Dies manifestiert sich auch in seinen Werkserien, wie z.B. den berühmten «Pyramiden-Reliefs», mit denen er seit 1967 erstmals Furore macht und die fortan Einzug in internationale öffentliche und private Ausstellungsräume halten und von grossem Erfolg gekrönt sind. Diese farbigen raumgreifenden Reliefs, die zum Teil auch an Op-art erinnern, entstehen mit Hilfe von Spritzguss in Stahlmatrizen und werden in einer abschliessenden Schaffensphase mit Lack besprüht.

In den 1970er Jahren beschreitet Glattfelder revolutionäre Wege in der Konstruktiv Konkreten Kunst, erfindet er doch seine «Nicht-euklidischen Metaphern», angeregt durch Literatur über Astrophysik und nicht-euklidische Geometrie, in der die Raumzeitkrümmung, die Krümmung des Raums durch Gravitation, im Mittelpunkt steht. Diese physikalischen Theorien manifestieren sich bei Glattfelder in dynamisch in den Raum sich erstreckenden Rhombenflächen, die wie farbige Drachenkörper anmuten, welche die Gesetze der konstruktiv konkreten Kunst und damit der euklidischen Geometrie schlechthin durchbrechen.

Diese «Nicht-euklidischen Metaphern» bedeuten ein absolutes Novum in der Kunst und finden zunächst nur in aufgeschlossenen Kreisen Beachtung. Wie alles Neue und Andere muss auch diese neue grossartige Formensprache von Sammlern und Kulturschaffenden erst verstanden und «angenommen» werden. Siehe zum Beispiel «Transparenz aus Gross über Klein», 2003, «4 Richtungen», 2009, «Ein iks», 2011, oder «Erinnerung an Vordemberge», 2020, um nur einige Beispiele zu nennen. Mittlerweile sind Glattfelders «Nicht-euklidische Metaphern» in Fachkreisen wie auch bei Kunstliebhabern sehr geschätzt und in vielen öffentlichen und privaten Sammlungen vertreten.

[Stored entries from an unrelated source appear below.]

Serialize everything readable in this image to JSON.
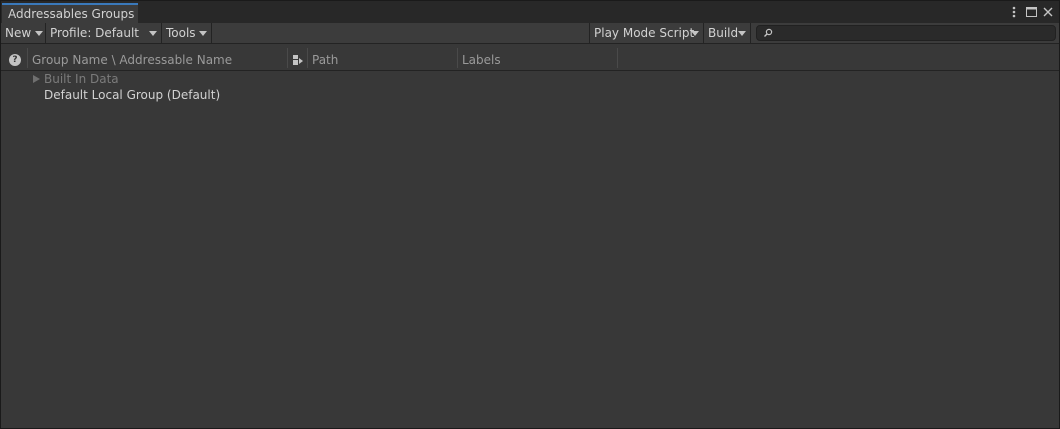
{
  "window": {
    "tab_title": "Addressables Groups",
    "menu_icon": "kebab-menu-icon",
    "maximize_icon": "maximize-icon",
    "close_icon": "close-icon"
  },
  "toolbar": {
    "new_label": "New",
    "profile_label": "Profile: Default",
    "tools_label": "Tools",
    "play_mode_label": "Play Mode Script",
    "build_label": "Build",
    "search": {
      "value": "",
      "placeholder": "",
      "icon": "search-icon"
    }
  },
  "columns": {
    "help_icon_glyph": "?",
    "group_name": "Group Name \\ Addressable Name",
    "path": "Path",
    "labels": "Labels"
  },
  "tree": {
    "rows": [
      {
        "label": "Built In Data",
        "expandable": true,
        "disabled": true
      },
      {
        "label": "Default Local Group (Default)",
        "expandable": false,
        "disabled": false
      }
    ]
  },
  "colors": {
    "window_bg": "#383838",
    "toolbar_bg": "#3c3c3c",
    "tab_accent": "#3a79bb",
    "text": "#d2d2d2",
    "muted_text": "#7b7b7b"
  }
}
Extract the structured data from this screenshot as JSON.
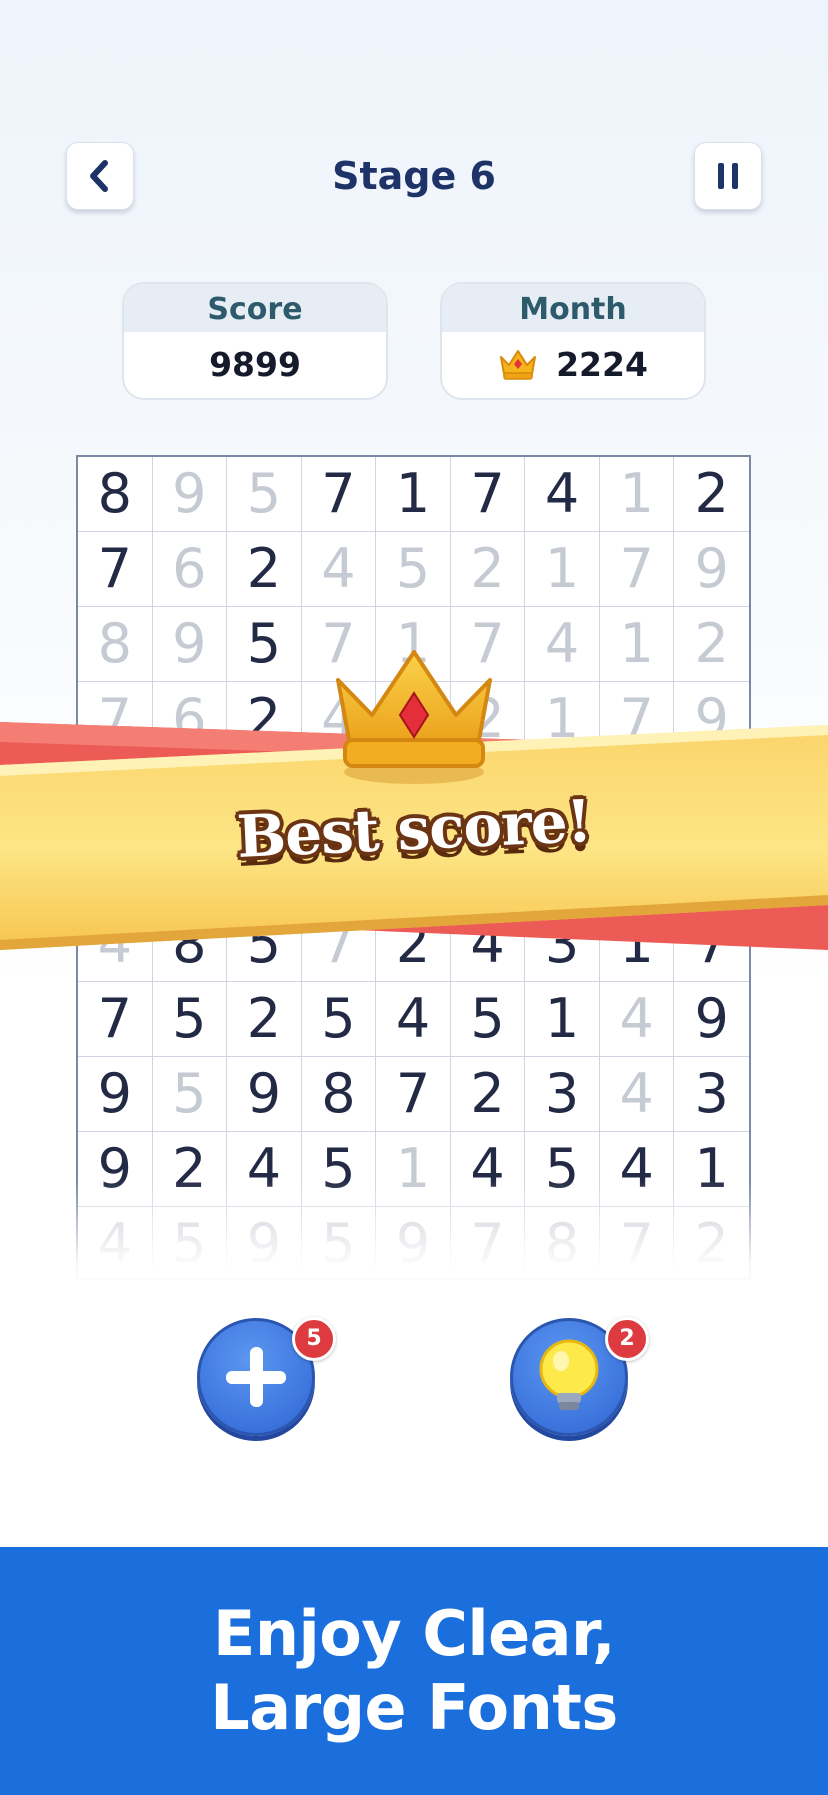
{
  "header": {
    "title": "Stage 6",
    "back_icon": "chevron-left-icon",
    "pause_icon": "pause-icon"
  },
  "stats": {
    "score_label": "Score",
    "score_value": "9899",
    "month_label": "Month",
    "month_value": "2224",
    "month_icon": "crown-icon"
  },
  "grid": {
    "rows": [
      [
        [
          "8",
          0
        ],
        [
          "9",
          1
        ],
        [
          "5",
          1
        ],
        [
          "7",
          0
        ],
        [
          "1",
          0
        ],
        [
          "7",
          0
        ],
        [
          "4",
          0
        ],
        [
          "1",
          1
        ],
        [
          "2",
          0
        ]
      ],
      [
        [
          "7",
          0
        ],
        [
          "6",
          1
        ],
        [
          "2",
          0
        ],
        [
          "4",
          1
        ],
        [
          "5",
          1
        ],
        [
          "2",
          1
        ],
        [
          "1",
          1
        ],
        [
          "7",
          1
        ],
        [
          "9",
          1
        ]
      ],
      [
        [
          "8",
          1
        ],
        [
          "9",
          1
        ],
        [
          "5",
          0
        ],
        [
          "7",
          1
        ],
        [
          "1",
          1
        ],
        [
          "7",
          1
        ],
        [
          "4",
          1
        ],
        [
          "1",
          1
        ],
        [
          "2",
          1
        ]
      ],
      [
        [
          "7",
          1
        ],
        [
          "6",
          1
        ],
        [
          "2",
          0
        ],
        [
          "4",
          1
        ],
        [
          "5",
          1
        ],
        [
          "2",
          1
        ],
        [
          "1",
          1
        ],
        [
          "7",
          1
        ],
        [
          "9",
          1
        ]
      ],
      [
        [
          "",
          0
        ],
        [
          "",
          0
        ],
        [
          "",
          0
        ],
        [
          "",
          0
        ],
        [
          "",
          0
        ],
        [
          "",
          0
        ],
        [
          "",
          0
        ],
        [
          "",
          0
        ],
        [
          "",
          0
        ]
      ],
      [
        [
          "",
          0
        ],
        [
          "",
          0
        ],
        [
          "",
          0
        ],
        [
          "",
          0
        ],
        [
          "",
          0
        ],
        [
          "",
          0
        ],
        [
          "",
          0
        ],
        [
          "",
          0
        ],
        [
          "",
          0
        ]
      ],
      [
        [
          "4",
          1
        ],
        [
          "8",
          0
        ],
        [
          "5",
          0
        ],
        [
          "7",
          1
        ],
        [
          "2",
          0
        ],
        [
          "4",
          0
        ],
        [
          "3",
          0
        ],
        [
          "1",
          0
        ],
        [
          "7",
          0
        ]
      ],
      [
        [
          "7",
          0
        ],
        [
          "5",
          0
        ],
        [
          "2",
          0
        ],
        [
          "5",
          0
        ],
        [
          "4",
          0
        ],
        [
          "5",
          0
        ],
        [
          "1",
          0
        ],
        [
          "4",
          1
        ],
        [
          "9",
          0
        ]
      ],
      [
        [
          "9",
          0
        ],
        [
          "5",
          1
        ],
        [
          "9",
          0
        ],
        [
          "8",
          0
        ],
        [
          "7",
          0
        ],
        [
          "2",
          0
        ],
        [
          "3",
          0
        ],
        [
          "4",
          1
        ],
        [
          "3",
          0
        ]
      ],
      [
        [
          "9",
          0
        ],
        [
          "2",
          0
        ],
        [
          "4",
          0
        ],
        [
          "5",
          0
        ],
        [
          "1",
          1
        ],
        [
          "4",
          0
        ],
        [
          "5",
          0
        ],
        [
          "4",
          0
        ],
        [
          "1",
          0
        ]
      ],
      [
        [
          "4",
          1
        ],
        [
          "5",
          1
        ],
        [
          "9",
          1
        ],
        [
          "5",
          1
        ],
        [
          "9",
          1
        ],
        [
          "7",
          1
        ],
        [
          "8",
          1
        ],
        [
          "7",
          1
        ],
        [
          "2",
          1
        ]
      ]
    ]
  },
  "banner": {
    "text": "Best score!",
    "icon": "crown-icon"
  },
  "tools": {
    "add_badge": "5",
    "add_icon": "plus-icon",
    "hint_badge": "2",
    "hint_icon": "lightbulb-icon"
  },
  "footer": {
    "line1": "Enjoy Clear,",
    "line2": "Large Fonts"
  }
}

Ganz allgemein in Glattfelders Kunst, und ganz besonders in diesen «nicht-euklidischen Metaphern», verbinden sich Ratio und Ideenreichtum, Linie und Fläche, Farbe und Form und immer wieder von Neuem die Freude am Experimentieren und das Suchen nach weiteren Ausdrucksmöglichkeiten.

Diese Offenheit für Innovation und Anderes widerspiegelt sich auch in Glattfelders Biographie. So hatte er 1990 ein Atelier in New York inne und fand acht Jahre später in Paris in nächster Nähe des Centre Pompidou eine neue künstlerische und private Heimat. Seit 2015 lebt der Künstler wieder in der Schweiz, im Dreiländereck Basel, gemeinsam mit seiner Frau Eva. Museen wie das Josef Albers Museum Quadrat in Bottrop, 1992, die Fondation Saner in Studen, 1998, das Museum für Konkrete Kunst in Ingolstadt, 1999, das Museum Haus Konstruktiv in Zürich, 2013, das Vasarely Museum in Budapest, 2014, sowie das Museum Ritter in Waldenbuch, 2019, widmeten dem Künstler viel beachtete monographische Ausstellungen. Unter den Ehrungen, die Glattfelder bisher zuteil wurden, sind die Aufnahme in die Stiftung für Konkrete Kunst und Design in Ingolstadt im Jahr 2015 sowie die Verleihung des Preises Peter C. Ruppert für Konkrete Kunst in Europa ein Jahr später im Kulturspeicher in Würzburg zu nennen.